In some departments, each officer has their own car. Which they drive home at the end of the shift. It cause more of a passive visible police presence when police-labeled cars are sitting in ordinary driveways in ordinary neighborhoods.
Lots of paperwork, always.
We had enough cars for each shift to have their own cars. Not enough for each officer to have their own take home car. On occasion because of maintenance, accidents or cars being switched over for new cars some shifts would be temporarily short on cars. Yes on some occasions someone would have to wait at the station for their car to become available. Planning kept that down to a minimum.
First many/most depts have more cars than what is needed for a shift to patrol, this includes extra cars to allow for routine maint/repairs, extra cops during the shift transition, cops not on patrol to take a car somewhere (gun range, class, etc.)
The cop handling the MVA is going to have to process the arrestee & do lots of paperwork; the processing will be done back at the station & the paperwork can be done anywhere. They could head back to the station as soon as the scene was cleared. In fact he might head back before the scene is cleared, turning the traffic control component over to a fellow officer while he processes the drunk.
All that is true. As noted above we had more than enough cars to go around under normal circumstances. Every now and then Murphy’s Law comes into play and a bunch of cars all go down at once.
Most cops in the US and Canada seem to work 8 hour shifts or 10 hour shifts with some even 12 hour shifts but most seem mostly be 8 or 10 hour shift.
I don’t think you will find any department working 5 hours or 6 hour shift in the US or Canada may be some where in Europe.
And it seems to be work three on and than off than three on again.

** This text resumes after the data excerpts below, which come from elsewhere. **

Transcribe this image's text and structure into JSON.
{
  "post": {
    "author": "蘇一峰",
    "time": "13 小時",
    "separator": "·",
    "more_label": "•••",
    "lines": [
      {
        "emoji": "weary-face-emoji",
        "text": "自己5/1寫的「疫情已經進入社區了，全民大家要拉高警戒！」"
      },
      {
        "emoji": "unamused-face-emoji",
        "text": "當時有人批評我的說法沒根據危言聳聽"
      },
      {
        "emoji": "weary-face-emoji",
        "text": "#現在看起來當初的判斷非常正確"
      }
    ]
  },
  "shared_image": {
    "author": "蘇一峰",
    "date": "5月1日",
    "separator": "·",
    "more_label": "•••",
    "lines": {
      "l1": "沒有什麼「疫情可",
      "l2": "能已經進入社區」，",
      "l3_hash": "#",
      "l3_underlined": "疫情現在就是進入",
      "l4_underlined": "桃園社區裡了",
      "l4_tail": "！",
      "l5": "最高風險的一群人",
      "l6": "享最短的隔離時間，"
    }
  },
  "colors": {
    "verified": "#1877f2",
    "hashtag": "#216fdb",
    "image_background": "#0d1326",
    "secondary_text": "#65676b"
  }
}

We worked 10.75 hours, 4 days on 4 days off.
Many departments work a Pitman schedule or a modified Pitman.
- Two working days.
- Two days off.
- Three working days.
- Two days off.
- Two working days.
- Three days off.
There isn’t one schedule that will work for everyone. It greatly depends on what coverage is needed and how big the department is.

Could you imagine what it would be like if there was no overlap of shifts. Before end of shift all the cops out on patrol head into the station, get there and check out. The next shift clocks in and goes to roll call and pick up all their equipment and cars then head out on patrol. There would be a period of time with no out on patrol.

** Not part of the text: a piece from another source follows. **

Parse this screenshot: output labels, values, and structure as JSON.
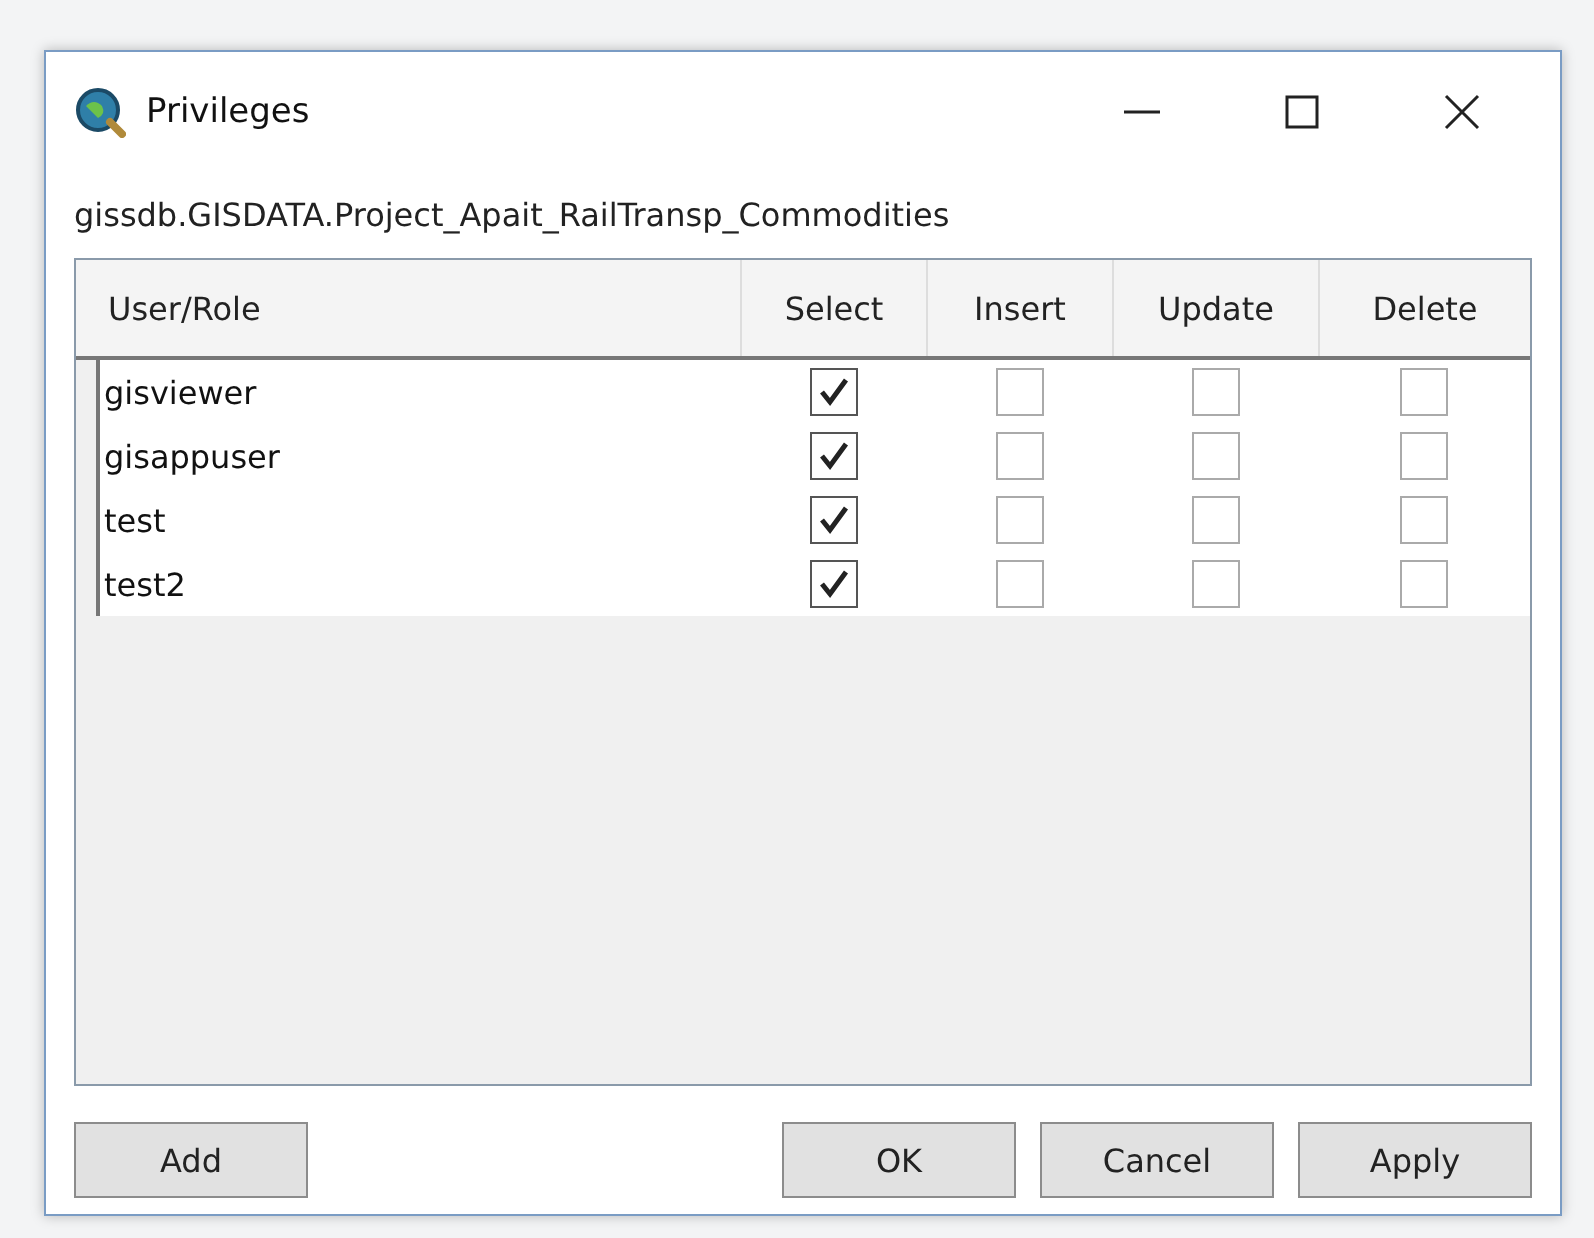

What the heck are you talking about? This is exactly how it is in the majority of the United States. For every large major agency there are thousands of smaller municipalities that do not have the staff nor budget for swing shifts or crossover shifts. There are indeed times during the day when nobody is on the street.
It doesn’t just happen in small towns, either. During my first career I was a Deputy for Milwaukee County. The Patrol Bureau schedule at the time was 6am-2pm, 2pm-10pm, 10pm-6am. There was a mandatory roll call. The county had a contract with the state to patrol the freeways in Milwaukee County. So State Patrol did not actively patrol the interstate in the county and neither did the municipalities. So from approximately 530am-630am/130pm-230pm/930pm-1030pm Your chances of running into a snag (radar speed trap) were practically zero. There wasn’t anyone on the road.

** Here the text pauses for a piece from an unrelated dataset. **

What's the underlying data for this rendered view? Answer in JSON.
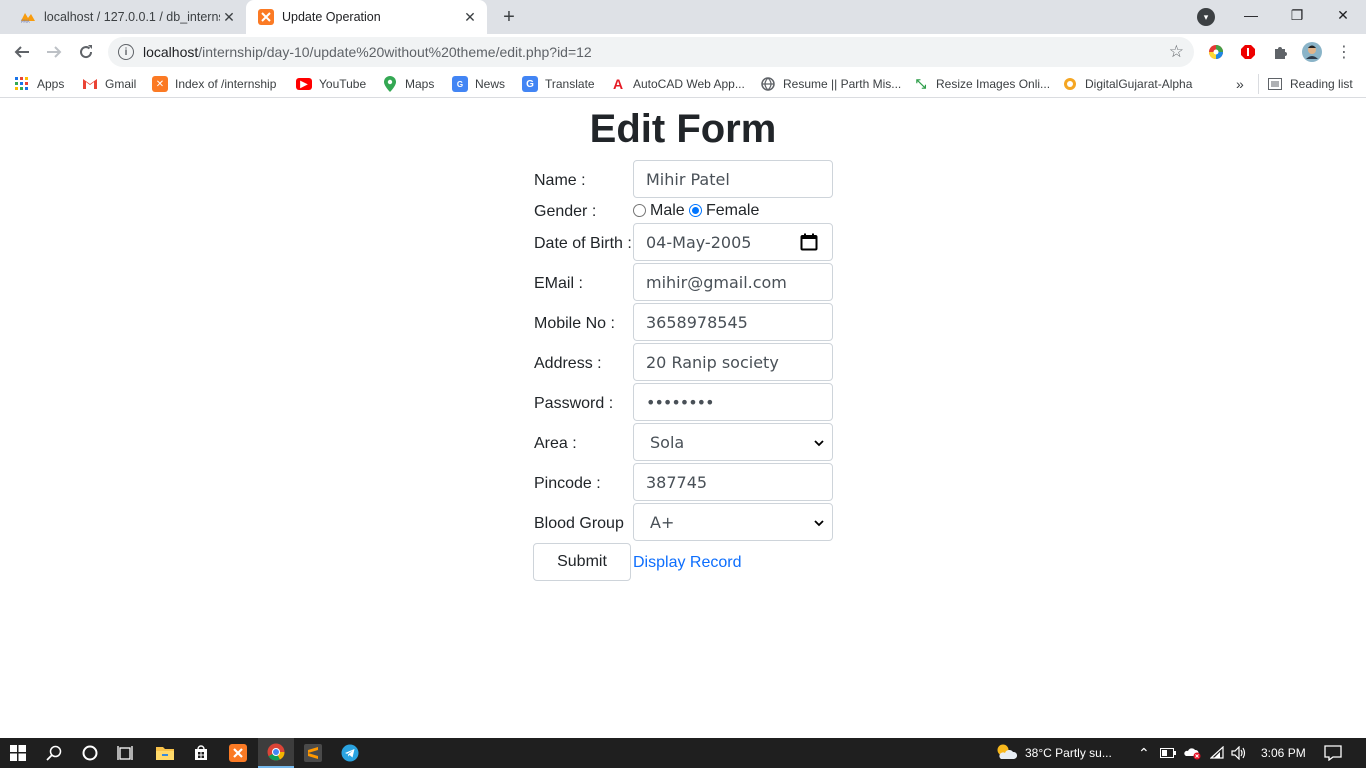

I retired from there in 2007 so if this has changed I am unaware of it. My current agency does have swing shifts but we are a larger department with a city population over 60K.
But in a lot of cities, big and small, there are times daily when nobody is out on patrol.
Boding mine:

If at the end of a shift, a cop is taking care of a complex situation. Say, a traffic accident, with three injured people, 2 wrecked cars, a drunk driver arrested, a small child in the car. So the cop needs to arrange and make sure that: two ambulances arrive, 2 tow trucks remove the vehicles, a social worker takes the baby, etc. This will take an hour.
Your kidding.
A hot mess like that will take several hours.
Just processing a DUI alone can be 3 hours.
DUI and domestic violence are among the biggest pains in the ass arrests there are. Talk about paperwork. And the rigmarole of everything involved is insane.